Stretching this new metaphor for cyberspace a little further, of
information tethered to a particular location, Gibson also introduces
the idea of being able to select between different channels. Of being
able to pick and choose what information is attached to a particular
location. This was in effect what I was attempting to do in India by
reading and re-reading Neuromancer
all those years ago, attempting to assimilate its chilly, high-tech
aesthetic and overlay it onto the fetid viscerality I experienced every
day in New Delhi.
Gibson’s attempt to introduce feeds of information into his new
metaphor for cyberspace points to a fairly serious flaw in it.
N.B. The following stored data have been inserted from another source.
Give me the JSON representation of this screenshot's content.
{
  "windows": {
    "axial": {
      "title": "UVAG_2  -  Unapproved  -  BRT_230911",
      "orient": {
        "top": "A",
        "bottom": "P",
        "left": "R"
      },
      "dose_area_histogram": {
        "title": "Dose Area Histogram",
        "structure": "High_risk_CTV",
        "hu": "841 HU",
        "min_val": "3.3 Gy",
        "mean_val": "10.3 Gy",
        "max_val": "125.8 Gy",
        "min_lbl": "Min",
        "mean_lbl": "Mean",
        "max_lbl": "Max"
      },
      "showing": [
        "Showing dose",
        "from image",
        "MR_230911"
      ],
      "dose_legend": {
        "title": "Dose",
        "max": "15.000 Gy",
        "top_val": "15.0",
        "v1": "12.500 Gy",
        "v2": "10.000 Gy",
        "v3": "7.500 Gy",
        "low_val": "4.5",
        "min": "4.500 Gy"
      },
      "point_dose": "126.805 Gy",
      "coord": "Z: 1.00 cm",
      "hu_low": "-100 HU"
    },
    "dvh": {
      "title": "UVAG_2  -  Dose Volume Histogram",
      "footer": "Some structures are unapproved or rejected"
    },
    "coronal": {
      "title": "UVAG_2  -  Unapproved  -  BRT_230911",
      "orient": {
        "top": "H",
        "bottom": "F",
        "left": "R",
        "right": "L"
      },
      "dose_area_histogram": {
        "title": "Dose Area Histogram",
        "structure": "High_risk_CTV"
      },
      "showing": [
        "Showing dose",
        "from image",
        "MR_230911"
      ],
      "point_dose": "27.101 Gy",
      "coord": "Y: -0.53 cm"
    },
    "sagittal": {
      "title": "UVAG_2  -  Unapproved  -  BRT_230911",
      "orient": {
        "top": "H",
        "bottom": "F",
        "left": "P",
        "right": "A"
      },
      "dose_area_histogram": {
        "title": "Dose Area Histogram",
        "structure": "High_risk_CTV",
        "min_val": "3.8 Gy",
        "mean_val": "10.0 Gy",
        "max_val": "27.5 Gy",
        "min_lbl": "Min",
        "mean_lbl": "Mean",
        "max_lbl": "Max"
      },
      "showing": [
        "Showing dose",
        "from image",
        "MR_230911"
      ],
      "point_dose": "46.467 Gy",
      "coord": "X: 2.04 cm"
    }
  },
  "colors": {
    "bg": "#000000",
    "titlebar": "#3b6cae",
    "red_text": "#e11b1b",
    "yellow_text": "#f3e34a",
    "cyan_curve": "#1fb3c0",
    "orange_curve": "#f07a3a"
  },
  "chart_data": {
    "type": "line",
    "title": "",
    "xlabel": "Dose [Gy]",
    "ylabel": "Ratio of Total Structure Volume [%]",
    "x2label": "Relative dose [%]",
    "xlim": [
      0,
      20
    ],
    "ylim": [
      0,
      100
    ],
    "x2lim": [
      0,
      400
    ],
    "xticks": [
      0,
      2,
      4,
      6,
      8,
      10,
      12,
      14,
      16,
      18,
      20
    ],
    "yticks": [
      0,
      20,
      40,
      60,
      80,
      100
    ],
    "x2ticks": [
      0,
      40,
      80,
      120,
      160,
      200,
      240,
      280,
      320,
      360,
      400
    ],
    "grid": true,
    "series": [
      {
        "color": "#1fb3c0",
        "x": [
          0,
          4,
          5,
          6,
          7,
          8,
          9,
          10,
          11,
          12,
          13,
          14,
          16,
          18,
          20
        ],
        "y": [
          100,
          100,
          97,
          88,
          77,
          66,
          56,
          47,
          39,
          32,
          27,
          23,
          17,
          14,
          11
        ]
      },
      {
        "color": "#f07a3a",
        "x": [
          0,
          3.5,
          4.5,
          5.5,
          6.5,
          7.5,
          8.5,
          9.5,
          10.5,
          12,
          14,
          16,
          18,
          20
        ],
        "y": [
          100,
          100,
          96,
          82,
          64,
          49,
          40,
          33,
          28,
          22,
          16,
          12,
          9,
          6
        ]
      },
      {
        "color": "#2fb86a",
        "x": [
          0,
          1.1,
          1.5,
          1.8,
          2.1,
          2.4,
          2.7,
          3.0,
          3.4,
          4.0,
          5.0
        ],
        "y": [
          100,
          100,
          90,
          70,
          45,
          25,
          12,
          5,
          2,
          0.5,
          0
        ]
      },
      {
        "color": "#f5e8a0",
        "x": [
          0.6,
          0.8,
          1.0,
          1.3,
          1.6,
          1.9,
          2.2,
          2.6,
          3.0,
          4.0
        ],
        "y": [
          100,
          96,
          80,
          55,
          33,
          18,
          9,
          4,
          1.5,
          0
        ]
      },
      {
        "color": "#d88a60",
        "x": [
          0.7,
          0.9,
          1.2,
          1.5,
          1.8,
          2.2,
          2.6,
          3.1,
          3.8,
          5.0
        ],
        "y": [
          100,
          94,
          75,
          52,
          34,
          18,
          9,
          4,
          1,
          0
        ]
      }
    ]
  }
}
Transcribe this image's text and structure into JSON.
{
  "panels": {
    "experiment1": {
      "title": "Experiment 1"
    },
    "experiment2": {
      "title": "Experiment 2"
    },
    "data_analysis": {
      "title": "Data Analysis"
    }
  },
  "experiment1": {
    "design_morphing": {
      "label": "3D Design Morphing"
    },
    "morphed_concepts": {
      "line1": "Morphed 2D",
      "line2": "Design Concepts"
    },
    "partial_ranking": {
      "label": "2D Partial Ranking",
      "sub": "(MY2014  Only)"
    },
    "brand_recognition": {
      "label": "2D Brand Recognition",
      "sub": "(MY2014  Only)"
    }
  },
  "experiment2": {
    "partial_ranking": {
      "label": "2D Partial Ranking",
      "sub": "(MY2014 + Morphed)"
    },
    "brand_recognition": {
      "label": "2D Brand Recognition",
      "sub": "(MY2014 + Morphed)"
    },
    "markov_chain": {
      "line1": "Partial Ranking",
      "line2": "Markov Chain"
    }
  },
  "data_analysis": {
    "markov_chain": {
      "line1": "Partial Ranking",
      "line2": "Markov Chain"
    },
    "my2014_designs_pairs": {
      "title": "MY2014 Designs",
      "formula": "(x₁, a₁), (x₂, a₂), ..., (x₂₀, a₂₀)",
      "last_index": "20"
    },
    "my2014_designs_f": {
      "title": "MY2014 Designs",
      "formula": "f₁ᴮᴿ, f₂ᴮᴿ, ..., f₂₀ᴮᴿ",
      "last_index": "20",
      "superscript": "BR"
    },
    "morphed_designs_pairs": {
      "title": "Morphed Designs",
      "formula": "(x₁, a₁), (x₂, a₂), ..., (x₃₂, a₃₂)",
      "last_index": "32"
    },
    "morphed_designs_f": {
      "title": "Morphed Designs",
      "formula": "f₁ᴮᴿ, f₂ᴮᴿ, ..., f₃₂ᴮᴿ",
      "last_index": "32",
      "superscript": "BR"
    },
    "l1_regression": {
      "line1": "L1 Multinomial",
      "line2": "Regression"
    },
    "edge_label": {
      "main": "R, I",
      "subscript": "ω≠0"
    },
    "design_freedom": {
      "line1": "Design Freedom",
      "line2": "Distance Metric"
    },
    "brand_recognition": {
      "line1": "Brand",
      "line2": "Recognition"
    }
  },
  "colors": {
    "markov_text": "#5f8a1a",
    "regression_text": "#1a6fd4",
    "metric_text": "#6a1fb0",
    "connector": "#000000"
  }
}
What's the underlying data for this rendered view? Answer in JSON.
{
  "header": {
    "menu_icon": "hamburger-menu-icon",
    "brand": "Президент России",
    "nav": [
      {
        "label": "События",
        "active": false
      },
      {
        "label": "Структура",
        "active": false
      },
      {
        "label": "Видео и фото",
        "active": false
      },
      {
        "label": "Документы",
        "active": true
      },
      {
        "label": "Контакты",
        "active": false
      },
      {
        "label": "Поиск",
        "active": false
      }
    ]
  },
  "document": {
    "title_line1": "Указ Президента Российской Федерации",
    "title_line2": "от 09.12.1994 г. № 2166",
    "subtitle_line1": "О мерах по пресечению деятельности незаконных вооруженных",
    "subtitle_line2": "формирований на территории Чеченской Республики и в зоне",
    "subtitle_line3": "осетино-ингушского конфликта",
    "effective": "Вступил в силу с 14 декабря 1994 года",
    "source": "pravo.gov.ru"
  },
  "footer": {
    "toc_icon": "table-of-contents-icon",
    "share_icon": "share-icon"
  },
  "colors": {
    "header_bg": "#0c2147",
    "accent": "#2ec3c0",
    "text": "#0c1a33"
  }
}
Namely,
where are these feeds coming from? While information is unquestionably
beginning to be attached to specific locations, at the same time, the
idea of cyberspace as a thing, as a mass consensual hallucination that
is ‘elsewhere,’ doesn’t seem likely to disappear anytime soon.
The corporate strongholds that console cowboy Case and his cyborg
assassin lover Molly tore into continue to exist as enterprise-level
corporate intranets. An underworld of illegal file-sharing networks and
areas where people can meet and chat back and forth continue to thrive.
Still, Spook Country is unquestionably on its way, if it hasn’t already arrived.